While designing in VisualStudio, DesignerProperties.GetIsInDesignMode(Application.Current.RootVisual) returns false.
As a workaround, you can check if Application.Current.RootVisual is a Canvas. While running live it is generally either null (before the Page constructor has finished) or it is a Page (which is usually derived from UserControl). But when designing, in either Visual Studio or Blend, it is a Canvas.
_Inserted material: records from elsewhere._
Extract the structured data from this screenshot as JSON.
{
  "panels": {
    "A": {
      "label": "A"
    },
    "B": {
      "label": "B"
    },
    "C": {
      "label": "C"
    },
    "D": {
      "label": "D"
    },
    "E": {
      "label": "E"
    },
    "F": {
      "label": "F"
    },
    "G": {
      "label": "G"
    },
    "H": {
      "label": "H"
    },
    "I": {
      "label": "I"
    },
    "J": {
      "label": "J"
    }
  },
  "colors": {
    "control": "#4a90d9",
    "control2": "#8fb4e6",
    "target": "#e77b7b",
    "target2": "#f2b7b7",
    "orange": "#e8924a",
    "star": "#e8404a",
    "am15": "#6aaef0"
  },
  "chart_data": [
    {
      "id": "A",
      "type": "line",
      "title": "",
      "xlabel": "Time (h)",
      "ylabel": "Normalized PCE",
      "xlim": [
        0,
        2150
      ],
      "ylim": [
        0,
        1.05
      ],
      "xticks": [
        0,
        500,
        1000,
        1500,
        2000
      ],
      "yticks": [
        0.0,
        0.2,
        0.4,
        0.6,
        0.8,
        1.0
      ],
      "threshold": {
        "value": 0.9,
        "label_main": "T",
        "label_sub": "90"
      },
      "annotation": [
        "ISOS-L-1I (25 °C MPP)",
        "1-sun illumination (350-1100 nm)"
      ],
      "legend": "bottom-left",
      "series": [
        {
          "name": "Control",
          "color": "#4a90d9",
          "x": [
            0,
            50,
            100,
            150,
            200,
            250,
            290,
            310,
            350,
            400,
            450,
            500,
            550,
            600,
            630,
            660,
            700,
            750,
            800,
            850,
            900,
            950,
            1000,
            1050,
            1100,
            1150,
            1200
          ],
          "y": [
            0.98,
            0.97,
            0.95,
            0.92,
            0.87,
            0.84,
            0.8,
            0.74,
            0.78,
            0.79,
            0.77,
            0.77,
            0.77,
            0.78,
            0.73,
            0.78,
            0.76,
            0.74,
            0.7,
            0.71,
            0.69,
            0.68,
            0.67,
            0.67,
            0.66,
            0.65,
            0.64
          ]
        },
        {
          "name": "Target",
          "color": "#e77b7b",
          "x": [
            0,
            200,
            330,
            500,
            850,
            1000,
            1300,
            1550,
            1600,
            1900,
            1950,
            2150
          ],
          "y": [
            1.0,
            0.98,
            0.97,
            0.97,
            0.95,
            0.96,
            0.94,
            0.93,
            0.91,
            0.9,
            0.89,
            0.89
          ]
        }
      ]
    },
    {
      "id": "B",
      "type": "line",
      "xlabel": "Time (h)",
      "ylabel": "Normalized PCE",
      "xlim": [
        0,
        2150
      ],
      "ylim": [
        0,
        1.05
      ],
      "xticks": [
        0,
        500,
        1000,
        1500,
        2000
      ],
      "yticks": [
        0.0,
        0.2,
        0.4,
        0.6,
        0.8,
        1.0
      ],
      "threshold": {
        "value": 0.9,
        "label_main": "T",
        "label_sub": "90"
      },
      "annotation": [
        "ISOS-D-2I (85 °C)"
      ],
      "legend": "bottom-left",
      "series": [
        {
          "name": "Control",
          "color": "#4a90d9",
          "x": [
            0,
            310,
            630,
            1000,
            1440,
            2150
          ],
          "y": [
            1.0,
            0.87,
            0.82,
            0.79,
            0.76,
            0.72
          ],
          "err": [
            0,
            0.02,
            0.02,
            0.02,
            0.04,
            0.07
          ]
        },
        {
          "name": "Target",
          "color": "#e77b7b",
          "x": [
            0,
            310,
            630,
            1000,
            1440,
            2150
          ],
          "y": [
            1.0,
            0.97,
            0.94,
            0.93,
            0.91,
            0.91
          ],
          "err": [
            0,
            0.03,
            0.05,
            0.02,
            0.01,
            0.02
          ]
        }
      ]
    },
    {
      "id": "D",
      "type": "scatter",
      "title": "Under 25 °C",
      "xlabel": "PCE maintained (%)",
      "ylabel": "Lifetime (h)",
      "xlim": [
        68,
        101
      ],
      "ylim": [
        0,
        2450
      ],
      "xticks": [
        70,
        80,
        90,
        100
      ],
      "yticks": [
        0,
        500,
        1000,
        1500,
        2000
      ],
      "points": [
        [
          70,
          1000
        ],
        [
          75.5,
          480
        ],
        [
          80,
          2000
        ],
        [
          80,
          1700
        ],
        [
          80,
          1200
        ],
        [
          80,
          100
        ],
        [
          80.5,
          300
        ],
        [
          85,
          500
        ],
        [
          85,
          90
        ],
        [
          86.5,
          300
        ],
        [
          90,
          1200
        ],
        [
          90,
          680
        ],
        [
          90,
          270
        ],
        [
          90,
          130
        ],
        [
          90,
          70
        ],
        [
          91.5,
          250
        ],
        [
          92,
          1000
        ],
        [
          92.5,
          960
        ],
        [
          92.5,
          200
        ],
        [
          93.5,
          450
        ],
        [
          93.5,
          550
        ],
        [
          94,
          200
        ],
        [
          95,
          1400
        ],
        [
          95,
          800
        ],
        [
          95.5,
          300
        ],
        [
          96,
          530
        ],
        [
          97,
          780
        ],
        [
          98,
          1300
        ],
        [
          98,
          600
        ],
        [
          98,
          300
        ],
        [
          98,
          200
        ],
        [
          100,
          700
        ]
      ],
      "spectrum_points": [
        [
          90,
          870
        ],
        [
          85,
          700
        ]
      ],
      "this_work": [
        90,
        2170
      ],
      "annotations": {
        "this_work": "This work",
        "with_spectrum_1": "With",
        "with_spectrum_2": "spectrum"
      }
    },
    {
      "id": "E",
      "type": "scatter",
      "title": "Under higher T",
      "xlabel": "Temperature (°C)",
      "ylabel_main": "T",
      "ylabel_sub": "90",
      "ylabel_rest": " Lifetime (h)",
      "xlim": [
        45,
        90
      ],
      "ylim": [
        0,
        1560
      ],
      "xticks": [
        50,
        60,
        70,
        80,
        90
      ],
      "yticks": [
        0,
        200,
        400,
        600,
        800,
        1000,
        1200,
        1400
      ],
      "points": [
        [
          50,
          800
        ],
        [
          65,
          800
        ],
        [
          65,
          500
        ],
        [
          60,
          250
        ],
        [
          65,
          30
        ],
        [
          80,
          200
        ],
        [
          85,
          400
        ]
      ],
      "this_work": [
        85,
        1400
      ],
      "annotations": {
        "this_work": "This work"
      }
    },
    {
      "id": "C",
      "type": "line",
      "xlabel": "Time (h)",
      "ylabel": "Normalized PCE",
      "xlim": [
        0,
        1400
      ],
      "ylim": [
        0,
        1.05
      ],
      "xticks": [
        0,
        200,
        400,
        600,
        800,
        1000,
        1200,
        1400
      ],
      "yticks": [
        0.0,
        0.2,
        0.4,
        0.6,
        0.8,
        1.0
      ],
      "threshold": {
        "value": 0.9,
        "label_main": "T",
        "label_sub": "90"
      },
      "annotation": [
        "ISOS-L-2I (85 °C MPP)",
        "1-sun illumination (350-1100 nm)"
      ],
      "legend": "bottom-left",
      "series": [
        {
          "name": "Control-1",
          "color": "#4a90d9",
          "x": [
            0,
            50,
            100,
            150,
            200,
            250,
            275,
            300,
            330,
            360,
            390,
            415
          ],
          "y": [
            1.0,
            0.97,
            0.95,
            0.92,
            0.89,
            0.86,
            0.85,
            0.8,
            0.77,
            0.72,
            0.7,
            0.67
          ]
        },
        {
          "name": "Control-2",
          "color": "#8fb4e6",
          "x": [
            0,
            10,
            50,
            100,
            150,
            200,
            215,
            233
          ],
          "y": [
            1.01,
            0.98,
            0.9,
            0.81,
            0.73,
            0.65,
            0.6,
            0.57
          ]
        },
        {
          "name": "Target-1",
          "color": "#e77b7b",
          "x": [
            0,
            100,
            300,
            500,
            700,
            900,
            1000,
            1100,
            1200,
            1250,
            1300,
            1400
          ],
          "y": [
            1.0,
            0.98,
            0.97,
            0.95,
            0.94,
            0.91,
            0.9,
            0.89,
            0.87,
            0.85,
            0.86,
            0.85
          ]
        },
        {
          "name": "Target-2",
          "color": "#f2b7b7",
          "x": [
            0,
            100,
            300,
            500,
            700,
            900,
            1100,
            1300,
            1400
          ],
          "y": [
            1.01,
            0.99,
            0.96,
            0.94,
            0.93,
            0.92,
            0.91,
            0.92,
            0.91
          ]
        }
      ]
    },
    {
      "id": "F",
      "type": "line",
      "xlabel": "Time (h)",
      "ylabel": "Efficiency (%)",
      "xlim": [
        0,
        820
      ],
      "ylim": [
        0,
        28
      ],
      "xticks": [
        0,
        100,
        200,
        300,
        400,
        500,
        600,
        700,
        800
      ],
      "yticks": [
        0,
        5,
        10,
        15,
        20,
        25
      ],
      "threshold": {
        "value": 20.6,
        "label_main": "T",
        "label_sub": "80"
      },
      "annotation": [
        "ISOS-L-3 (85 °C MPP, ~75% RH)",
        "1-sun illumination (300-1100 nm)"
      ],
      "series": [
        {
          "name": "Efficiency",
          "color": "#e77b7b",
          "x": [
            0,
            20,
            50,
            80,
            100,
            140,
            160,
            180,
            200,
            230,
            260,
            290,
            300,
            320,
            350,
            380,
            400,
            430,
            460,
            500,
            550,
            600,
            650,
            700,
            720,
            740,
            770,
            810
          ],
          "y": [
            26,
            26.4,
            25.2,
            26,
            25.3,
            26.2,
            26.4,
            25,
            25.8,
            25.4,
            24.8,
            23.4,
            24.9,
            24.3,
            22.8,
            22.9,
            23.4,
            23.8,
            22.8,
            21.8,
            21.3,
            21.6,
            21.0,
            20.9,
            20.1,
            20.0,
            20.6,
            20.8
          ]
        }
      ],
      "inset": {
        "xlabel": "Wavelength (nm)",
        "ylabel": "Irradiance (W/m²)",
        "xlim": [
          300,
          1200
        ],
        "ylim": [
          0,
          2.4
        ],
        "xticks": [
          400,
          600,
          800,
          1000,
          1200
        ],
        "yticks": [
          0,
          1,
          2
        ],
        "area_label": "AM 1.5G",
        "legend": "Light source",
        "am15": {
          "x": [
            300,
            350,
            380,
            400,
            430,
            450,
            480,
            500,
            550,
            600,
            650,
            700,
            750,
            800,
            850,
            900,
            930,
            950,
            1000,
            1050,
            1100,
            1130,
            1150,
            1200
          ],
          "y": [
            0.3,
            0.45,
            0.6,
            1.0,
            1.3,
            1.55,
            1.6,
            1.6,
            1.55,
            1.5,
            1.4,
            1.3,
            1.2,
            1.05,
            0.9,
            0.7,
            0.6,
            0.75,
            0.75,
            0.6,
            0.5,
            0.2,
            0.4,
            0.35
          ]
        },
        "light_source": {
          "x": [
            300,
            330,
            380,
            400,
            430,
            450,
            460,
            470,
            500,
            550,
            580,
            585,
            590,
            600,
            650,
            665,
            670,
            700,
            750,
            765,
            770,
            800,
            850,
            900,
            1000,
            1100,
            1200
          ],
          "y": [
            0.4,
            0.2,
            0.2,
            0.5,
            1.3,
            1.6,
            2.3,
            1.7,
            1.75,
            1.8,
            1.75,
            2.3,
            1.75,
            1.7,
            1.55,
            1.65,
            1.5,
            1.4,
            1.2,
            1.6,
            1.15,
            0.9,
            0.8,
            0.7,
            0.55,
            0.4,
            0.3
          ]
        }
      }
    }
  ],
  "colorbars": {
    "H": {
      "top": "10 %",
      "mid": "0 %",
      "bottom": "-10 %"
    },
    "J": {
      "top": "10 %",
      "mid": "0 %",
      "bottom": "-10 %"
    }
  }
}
Note that, in Blend, DesignerProperties.GetIsInDesignMode(Application.Current.RootVisual) returns true.
10-14-2008 5:05 PM |
Still broken in the released Silverlight 2.
06-02-2009 12:41 PM |
Also still broken in Silverlight 3 beta.
I found a better workaround. The thing to do is to ignore the buggy, and strangely implemented, DesignerProperties.GetIsInDesignMode and instead implement a static class with a boolean (e.g. GlobalState.IsDesignMode) , that is initialized to true. Then, near the beginning of in the Application_Startup method in App.xaml.cs, add
GlobalState.IsDesignMode = HtmlPage.Document.QueryString.ContainsKey("debugDesignMode");
Since Application_Startup doesn't run in design mode, GlobalState.IsDesignMode will remain at its initialized value of true, but when the application actually runs, it will be set to false very early on, before the Page is instantiated (unless you specify ?debugDesignMode in the URL, which will allow you to debug your design mode behavior with Visual Studio breakpoints).
This workaround is better because it doesn't depend on some of the quirky behavior in Visual Studio and it also works for Blend.
notacat
77 points
14 Posts
06-06-2009 5:05 PM |
Look at DesignerProperties.IsInDesignTool, it returns correct value for me.
06-08-2009 10:49 AM |
It doesn't change the fact that GetIsInDesignMode isn't implemented correctly (in Visual Studio, it works fine in Blend), but it is a good hint. When my application moves to Silverlight 3, I will check it out.
It looks like the setting there can actually be modified by the application, which is a good thing. Eventually it would be nice to have an application-specific design tool, in Silverlight, for my application.